Жермон самым бесцеремонным образом присвистнул. Фок Варзов в ответ фыркнул и вгрызся в яблоко, давая время переварить очередной сюрприз. Дриксы множились, как лягушки по весне. Не менее шестидесяти тысяч с Бруно, гарнизоны по всему северному берегу и дальше, на границе… Кто-то должен стоять и в Печальном Языке, а теперь еще пятнадцать тысяч! Откуда, Леворукий их побери, и кто такие?!
– Фельдмаршал рискнул согнать к Ойленфурту всех, кто оставался за рекой?
– Как бы не хуже! Боюсь, кесарь наплевал на стоны негоциантов и оголил побережье. Метхенберг и Ротфогель Альмейда без приличного десанта не возьмет, а остальное решили не защищать. Если так, «гусей» хватит и на Мариенбург, и на переправы, и на генеральное сражение. Это и нужно проверить. Со дня на день Бруно займется уже нами, и мне нужно – нужно! – видеть, какое у меня поле для маневра.
– Значит, прогуляюсь. – Малыш Арно догадался правильно, хотя тут догадаешься! – До Мариенбурга.
– Возьмешь только кавалерию, важна скорость. Твое дело – не просто сосчитать дриксов, но и разобраться, что они затевают. Готовятся взять нас в клещи? Будут сидеть на месте? Повернут в глубь Марагоны? Я стану тянуть время, не давая Бруно решительных сражений, и хочу знать, что творится у меня на западе. Нового сюрприза нам не нужно.
Нам-то не нужно, только старого быка поди разгадай!
– Я забираю все конные полки авангарда?
– Да. У тебя будет три тысячи. Должно хватить.
– Кто командует у дриксов, неизвестно?
– Нет. Это ты у нас «гусей» насквозь видишь, тебе и карты в руки. Посыльных гони, как только узнаешь хоть что-то. Мне каждая мелочь важна.
– Будете таскать Бруно от Доннервальда до Языка и обратно? – Ну и чего вылез? Показать, что ты такой умный?
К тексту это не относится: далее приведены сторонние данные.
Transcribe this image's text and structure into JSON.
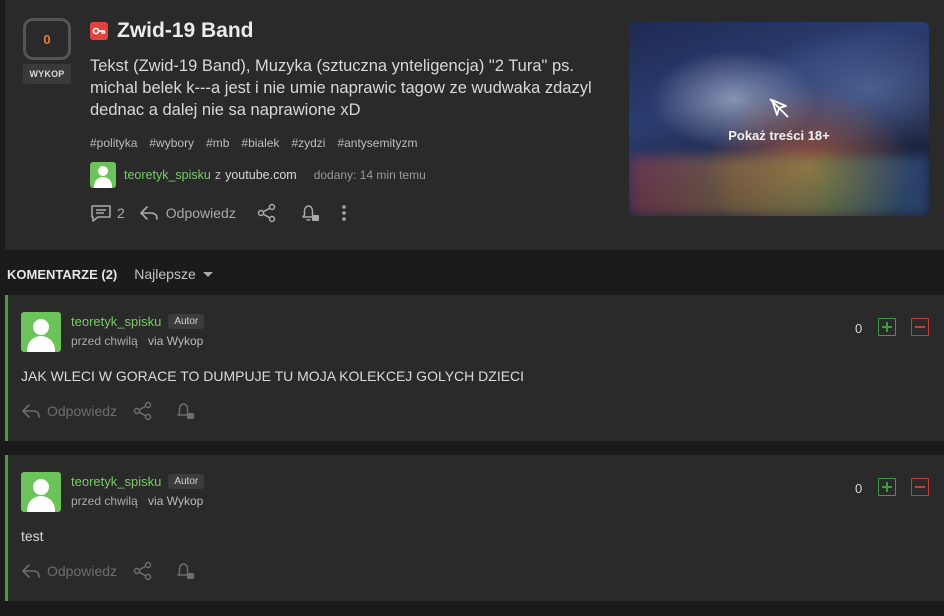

Так ведь не теньент. Давно уже… – Я никого насквозь не вижу – ни «гусей», ни тем более вас, но с докладом Маллэ разберусь.
Варзов повертел в руках огрызок и аккуратно присоединил к собратьям.
– Разбирайся. А мы будем изматывать господина фельдмаршала. Он настроен решительно, ну да посмотрим… Всё. Иди готовься.
– Мы выступим вечером.
Вольфганг немного подумал и кивнул. Нет, он решительно помолодел!
– Считаешь, что готов, – выступай. Юнцы наши как, всё шипят друг на друга?
– Не видел. Арно просится в разведку.
– Обойдется. Савиньяка на цепи удержит только Леворукий, но ты попробуй… Ради графини. Приказ для Маллэ тебе подготовят, перед выходом заберешь. Тогда и выпьем. На дорожку.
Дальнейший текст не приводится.